Sengatan hawa panas yang datang melalui tetesan demi tetesan membawa kembali kesadarannya secara perlahan. Namun, yang bisa dilakukannya hanya menggeliat dan mengerang. Dia tak bisa lagi mendeskripsikan perasaan yang menyengat di tubuhnya. Perpaduan perih, ngilu, dan panas tak tertahankan. Benda menyerupai tepung bertebaran di sekitar wajah membuatnya terbatuk-batuk. Dia mengenali wangi itu berasal dari bedak tabur milik ibunya. Setiap bedak menyentuh kulit membuat kulit menjadi lebih dingin. Namun, sensasi terbakar itu tak hilang sepenuhnya. Rasa panas itu terulang seiring pengulangan proses pembuatan tato yang dilakukan.

"Jangan banyak gerak, nanti gambarnya jelek. Kalau sampai rusak dan nggak presisi, aku akan mengulanginya dari awal. Kita akan bermain lagi. Ini akan mengingatkanmu pada kejadian hari ini. Aku akan menuliskan namamu di tengkuk yang mulus ini," katanya.

Dia bisa merasakan bapak mengendus tengkuk dan menghidu. Desahan yang bisa dia dengar sangat menjijikkan. Air mata pun menetes, dia tak berdaya. Lelehannya semakin deras saat kalimat bapaknya yang terputus dilanjutkan, "... agar aku bisa mengenalimu dan kamu nggak akan melupakan hari bersejarah ini. Tato temporer akan hilang dalam waktu 14 hari. Namun, sampai kamu membuka mulut tentang gadis itu, tentang apa pun yang terjadi hari ini di depan kembaranmu atau Saras, aku akan membuat tato permanen yang tidak akan hilang dan kamu akan tersiksa setiap kali melihatnya. Seandainya kamu tidak melihat apa yang seharusnya tersembunyi, nasibmu tidak akan seburuk ini."

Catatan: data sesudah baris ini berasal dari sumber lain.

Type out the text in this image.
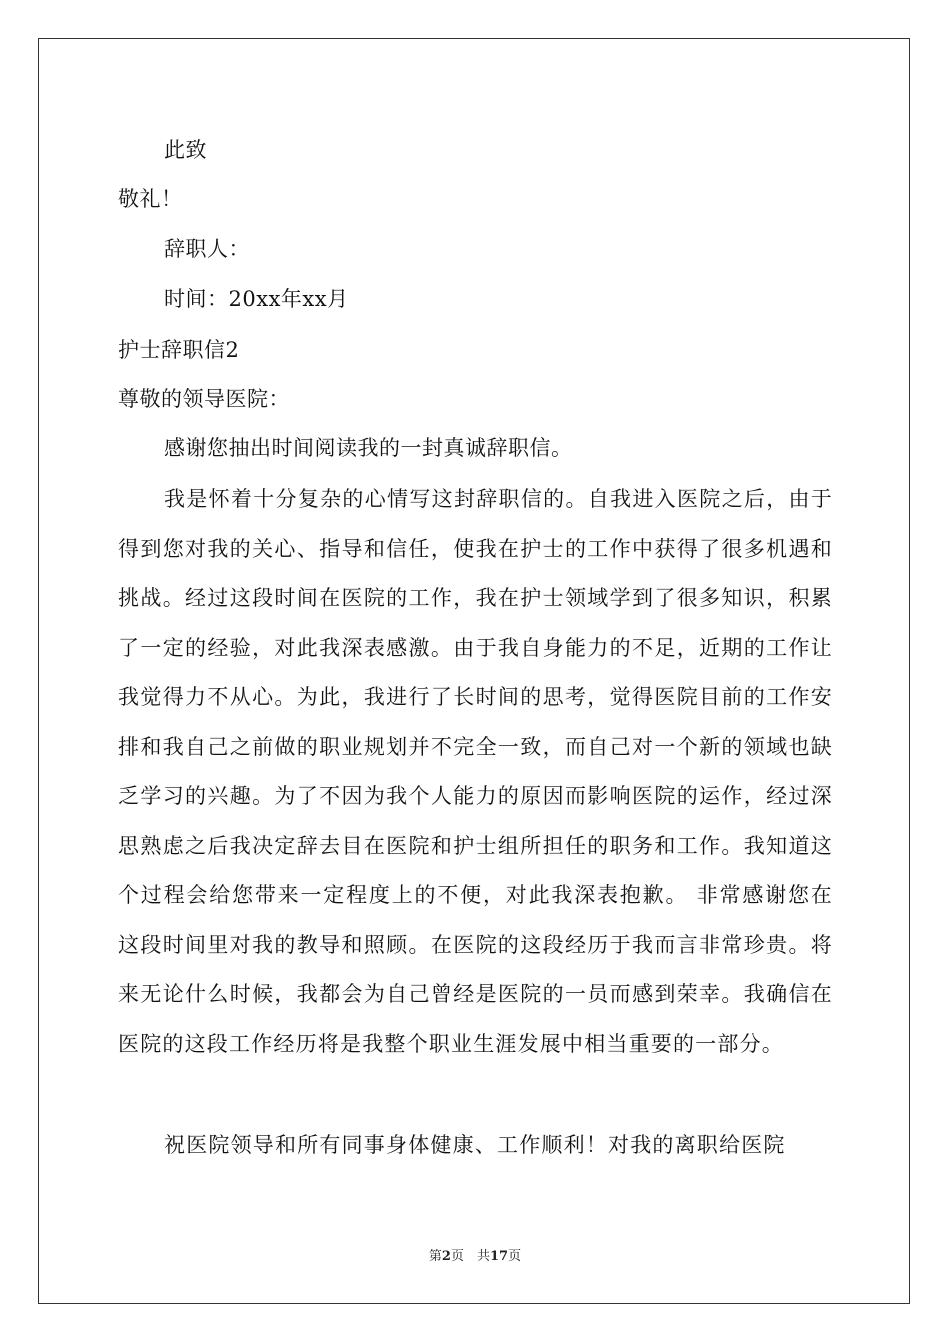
此致
敬礼！
辞职人：
时间：20xx年xx月
护士辞职信2
尊敬的领导医院：
感谢您抽出时间阅读我的一封真诚辞职信。
我是怀着十分复杂的心情写这封辞职信的。自我进入医院之后，由于得到您对我的关心、指导和信任，使我在护士的工作中获得了很多机遇和挑战。经过这段时间在医院的工作，我在护士领域学到了很多知识，积累了一定的经验，对此我深表感激。由于我自身能力的不足，近期的工作让我觉得力不从心。为此，我进行了长时间的思考，觉得医院目前的工作安排和我自己之前做的职业规划并不完全一致，而自己对一个新的领域也缺乏学习的兴趣。为了不因为我个人能力的原因而影响医院的运作，经过深思熟虑之后我决定辞去目在医院和护士组所担任的职务和工作。我知道这个过程会给您带来一定程度上的不便，对此我深表抱歉。 非常感谢您在这段时间里对我的教导和照顾。在医院的这段经历于我而言非常珍贵。将来无论什么时候，我都会为自己曾经是医院的一员而感到荣幸。我确信在医院的这段工作经历将是我整个职业生涯发展中相当重要的一部分。
祝医院领导和所有同事身体健康、工作顺利！对我的离职给医院
第2页　共17页
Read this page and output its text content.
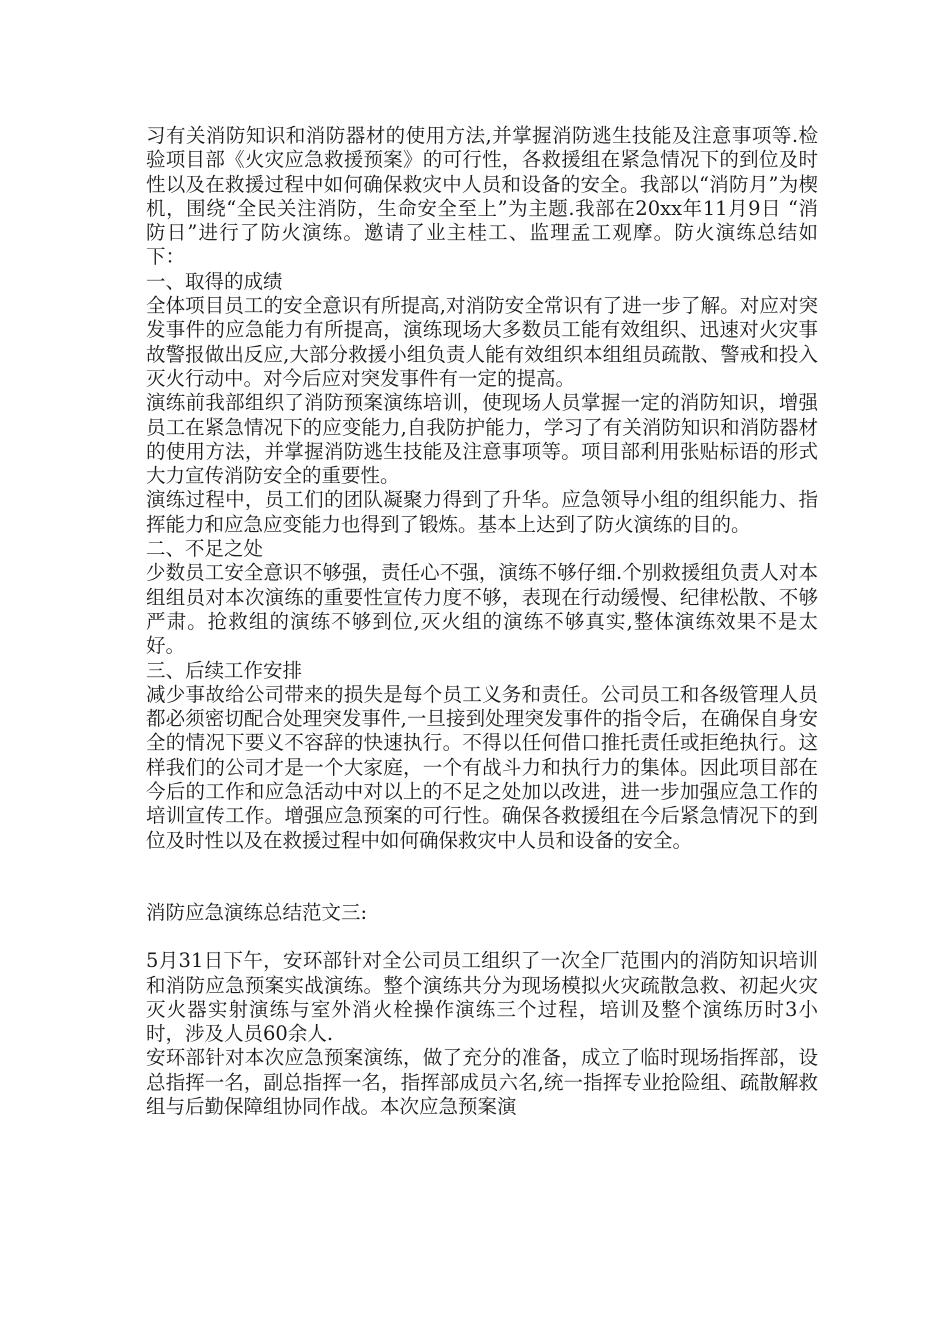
习有关消防知识和消防器材的使用方法,并掌握消防逃生技能及注意事项等.检验项目部《火灾应急救援预案》的可行性，各救援组在紧急情况下的到位及时性以及在救援过程中如何确保救灾中人员和设备的安全。我部以“消防月”为楔机，围绕“全民关注消防，生命安全至上”为主题.我部在20xx年11月9日 “消防日”进行了防火演练。邀请了业主桂工、监理孟工观摩。防火演练总结如下：

一、取得的成绩

全体项目员工的安全意识有所提高,对消防安全常识有了进一步了解。对应对突发事件的应急能力有所提高，演练现场大多数员工能有效组织、迅速对火灾事故警报做出反应,大部分救援小组负责人能有效组织本组组员疏散、警戒和投入灭火行动中。对今后应对突发事件有一定的提高。

演练前我部组织了消防预案演练培训，使现场人员掌握一定的消防知识，增强员工在紧急情况下的应变能力,自我防护能力，学习了有关消防知识和消防器材的使用方法，并掌握消防逃生技能及注意事项等。项目部利用张贴标语的形式大力宣传消防安全的重要性。

演练过程中，员工们的团队凝聚力得到了升华。应急领导小组的组织能力、指挥能力和应急应变能力也得到了锻炼。基本上达到了防火演练的目的。

二、不足之处

少数员工安全意识不够强，责任心不强，演练不够仔细.个别救援组负责人对本组组员对本次演练的重要性宣传力度不够，表现在行动缓慢、纪律松散、不够严肃。抢救组的演练不够到位,灭火组的演练不够真实,整体演练效果不是太好。

三、后续工作安排

减少事故给公司带来的损失是每个员工义务和责任。公司员工和各级管理人员都必须密切配合处理突发事件,一旦接到处理突发事件的指令后，在确保自身安全的情况下要义不容辞的快速执行。不得以任何借口推托责任或拒绝执行。这样我们的公司才是一个大家庭，一个有战斗力和执行力的集体。因此项目部在今后的工作和应急活动中对以上的不足之处加以改进，进一步加强应急工作的培训宣传工作。增强应急预案的可行性。确保各救援组在今后紧急情况下的到位及时性以及在救援过程中如何确保救灾中人员和设备的安全。

消防应急演练总结范文三:

5月31日下午，安环部针对全公司员工组织了一次全厂范围内的消防知识培训和消防应急预案实战演练。整个演练共分为现场模拟火灾疏散急救、初起火灾灭火器实射演练与室外消火栓操作演练三个过程，培训及整个演练历时3小时，涉及人员60余人.

安环部针对本次应急预案演练，做了充分的准备，成立了临时现场指挥部，设总指挥一名，副总指挥一名，指挥部成员六名,统一指挥专业抢险组、疏散解救组与后勤保障组协同作战。本次应急预案演
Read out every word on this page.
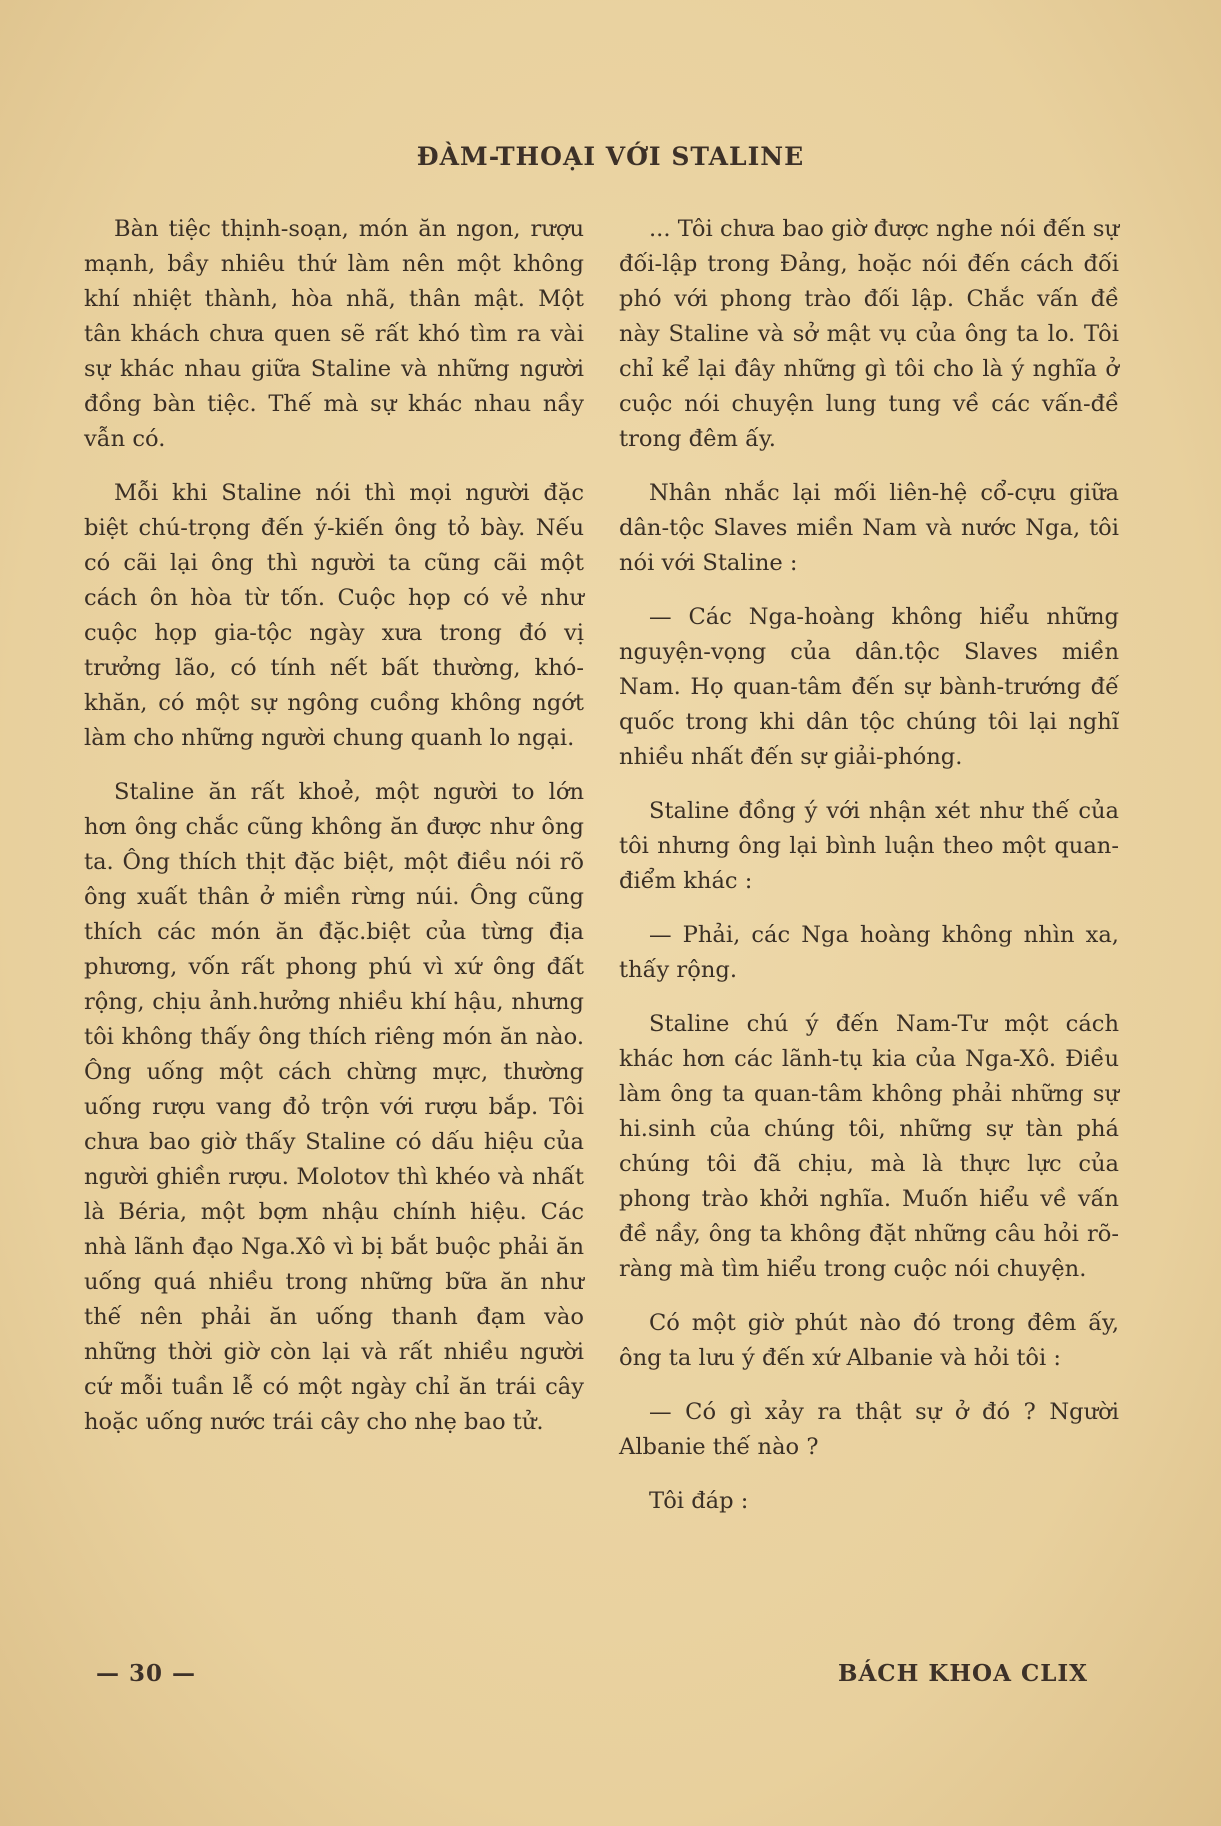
ĐÀM-THOẠI VỚI STALINE

Bàn tiệc thịnh-soạn, món ăn ngon, rượu mạnh, bầy nhiêu thứ làm nên một không khí nhiệt thành, hòa nhã, thân mật. Một tân khách chưa quen sẽ rất khó tìm ra vài sự khác nhau giữa Staline và những người đồng bàn tiệc. Thế mà sự khác nhau nầy vẫn có.

Mỗi khi Staline nói thì mọi người đặc biệt chú-trọng đến ý-kiến ông tỏ bày. Nếu có cãi lại ông thì người ta cũng cãi một cách ôn hòa từ tốn. Cuộc họp có vẻ như cuộc họp gia-tộc ngày xưa trong đó vị trưởng lão, có tính nết bất thường, khó-khăn, có một sự ngông cuồng không ngớt làm cho những người chung quanh lo ngại.

Staline ăn rất khoẻ, một người to lớn hơn ông chắc cũng không ăn được như ông ta. Ông thích thịt đặc biệt, một điều nói rõ ông xuất thân ở miền rừng núi. Ông cũng thích các món ăn đặc.biệt của từng địa phương, vốn rất phong phú vì xứ ông đất rộng, chịu ảnh.hưởng nhiều khí hậu, nhưng tôi không thấy ông thích riêng món ăn nào. Ông uống một cách chừng mực, thường uống rượu vang đỏ trộn với rượu bắp. Tôi chưa bao giờ thấy Staline có dấu hiệu của người ghiền rượu. Molotov thì khéo và nhất là Béria, một bợm nhậu chính hiệu. Các nhà lãnh đạo Nga.Xô vì bị bắt buộc phải ăn uống quá nhiều trong những bữa ăn như thế nên phải ăn uống thanh đạm vào những thời giờ còn lại và rất nhiều người cứ mỗi tuần lễ có một ngày chỉ ăn trái cây hoặc uống nước trái cây cho nhẹ bao tử.

... Tôi chưa bao giờ được nghe nói đến sự đối-lập trong Đảng, hoặc nói đến cách đối phó với phong trào đối lập. Chắc vấn đề này Staline và sở mật vụ của ông ta lo. Tôi chỉ kể lại đây những gì tôi cho là ý nghĩa ở cuộc nói chuyện lung tung về các vấn-đề trong đêm ấy.

Nhân nhắc lại mối liên-hệ cổ-cựu giữa dân-tộc Slaves miền Nam và nước Nga, tôi nói với Staline :

— Các Nga-hoàng không hiểu những nguyện-vọng của dân.tộc Slaves miền Nam. Họ quan-tâm đến sự bành-trướng đế quốc trong khi dân tộc chúng tôi lại nghĩ nhiều nhất đến sự giải-phóng.

Staline đồng ý với nhận xét như thế của tôi nhưng ông lại bình luận theo một quan-điểm khác :

— Phải, các Nga hoàng không nhìn xa, thấy rộng.

Staline chú ý đến Nam-Tư một cách khác hơn các lãnh-tụ kia của Nga-Xô. Điều làm ông ta quan-tâm không phải những sự hi.sinh của chúng tôi, những sự tàn phá chúng tôi đã chịu, mà là thực lực của phong trào khởi nghĩa. Muốn hiểu về vấn đề nầy, ông ta không đặt những câu hỏi rõ-ràng mà tìm hiểu trong cuộc nói chuyện.

Có một giờ phút nào đó trong đêm ấy, ông ta lưu ý đến xứ Albanie và hỏi tôi :

— Có gì xảy ra thật sự ở đó ? Người Albanie thế nào ?

Tôi đáp :

— 30 —	BÁCH KHOA CLIX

Dia tersentak, pria itu kembali meneteskan lilin ke atas kulit, mengikuti pola ambigram yang sudah dibuatnya. Lelaki itu pasti menyeringai saat berkata, "Dengan ini, kamu menjadi milikku. Siapa pun nggak akan bisa mengambil sesuatu yang sudah menjadi milikku, Ava Putra Nababan."

Ponsel di atas nakas berdering menginterupsi kesenangan Nababan. Pria itu berdecak kesal, dia melirik ponsel. Nama Ava tertera pada layar membuat Nababan membelalak dan berkata, "Di mana dia?"

Hanya isak tangis yang terdengar membuat Nababan murka.

"Sial!" umpatnya saat menyadari satu hal. "Di mana Ava sekarang, Afifa?!"

Afifa masih menangis saat menggeleng.

"Berengsek!" Nababan bergegas keluar kamar setelah mengenakan celana dengan cepat. Wajahnya gusar saat menelepon. "Dia pasti belum jauh, cari gadis itu, sekarang!"